Craig Kaplan

Of Counsel

Tel: (212) 254-1111 ext. 105

Fax: (212) 674-4614


Craig Kaplan has been practicing law for more than three decades. In 2006, Mr. Kaplan became counsel to the Firm, where he continues to represent not-for-profit organizations and to specialize in the area of wills, trusts and estates. Mr. Kaplan also works with the Firm on various litigation and transactional matters.

Among the not-for-profits Mr. Kaplan has counseled are the American Jewish World Service, the Henry Street Settlement, the North Star Fund, the Women’s Leadership Fund and the Morningside Center for Teaching Social Responsibility.

Mr. Kaplan has provided counsel to a number of current and former public officials, including Scott Stringer (Manhattan Borough President), Ruth Messinger (Manhattan Borough President), Major Owens (Member of Congress), and members of the New York City Council and the New York State Assembly.

In 2004, Mr. Kaplan essentially relocated to Washington, D.C. to serve as Counsel to the Voter Protection Project of America’s Families United, where he was in the leadership of national voter registration efforts that successfully registered nearly 5,000,000 new voters. He continues to participate in the development and implementation of strategies – including litigation – to protect and expand the franchise.

Mr. Kaplan has taught at New York University and Queens College. He was also a member of the faculty of the National Institute of Trial Advocacy. He was appointed by Mayor David Dinkins to serve as a member of the Mayor’s Committee on the Judiciary and has served on the board of directors of many not-for-profit organizations, including the Board of Governors of the Antioch Law School, the Neighborhood Defender Service (Harlem), The Longvue Foundation (New Orleans), the Bill of Rights Foundation and the Graduate Center Foundation of the City University of New York.

Mr. Kaplan is a 1969 magna cum laude graduate of Boston University, where he was elected to Phi Beta Kappa. He also holds a Masters Degree in political science from the Graduate Faculty of The New School for Social Research (1971). Mr. Kaplan received his law degree in 1974 from the New York University School of Law, where he was Root-Tilden Scholar.

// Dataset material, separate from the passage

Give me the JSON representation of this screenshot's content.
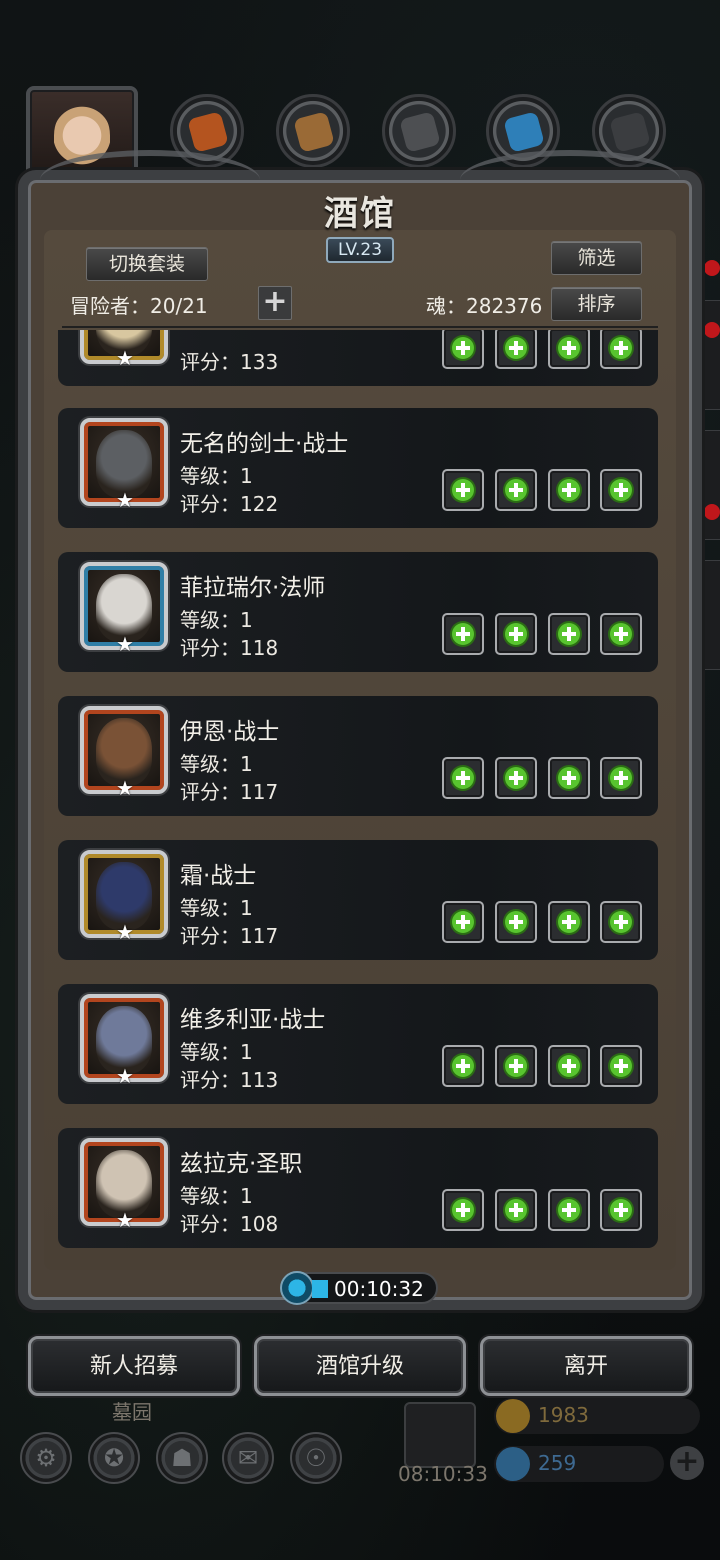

In 1974, Mr. Kaplan joined the Criminal Defense Division of The Legal Aid Society, where he spent the next four years representing indigent New Yorkers charged with crimes in both the Criminal Court of the City of New York and the Supreme Court of the State of New York. In 1978, Mr. Kaplan was elected president of the Association of Legal Attorneys of the City of New York (“ALAA”), the union representing the nearly 1000 Legal Aid attorneys, and was instrumental in effectuating the affiliation of the Union into the professional division of the UAW.

Mr. Kaplan served as ALAA president until 1981, when he left the Union and became a campaign director of then NYS Senator Frank Barbaro’s insurgent campaign to replace Edward I. Koch as Mayor of New York City. He also worked as a political and organizational consultant for a number of not-for-profit organizations, including the Legal Services Corporation and the Modern Language Association.

Before becoming a name partner in the law firm of Levinson, Mogulescu and Kaplan in 1984, Mr. Kaplan was Special Counsel to the National Emergency Civil Liberties Committee where, among other things, he represented members of the New York City Council before the Nuclear Regulatory Commission in a prescient effort to shut the Indian Point Nuclear Reactor on the grounds that the danger zone, which includes New York City, cannot be safely evacuated in the event of an accident.

At Levinson, Mogulescu & Kaplan, which became Levinson & Kaplan in 1992 when William Mogulescu was appointed to the bench, Mr. Kaplan engaged in the general practice of law, with a primary focus on litigation (civil and criminal); the representation of not-for-profit organizations; and wills, trusts and estates. Upon the dissolution of Levinson & Kaplan in 2004, Mr. Kaplan became counsel to the firm of Gulielmetti Levinson, and then, upon its dissolution, to the Firm.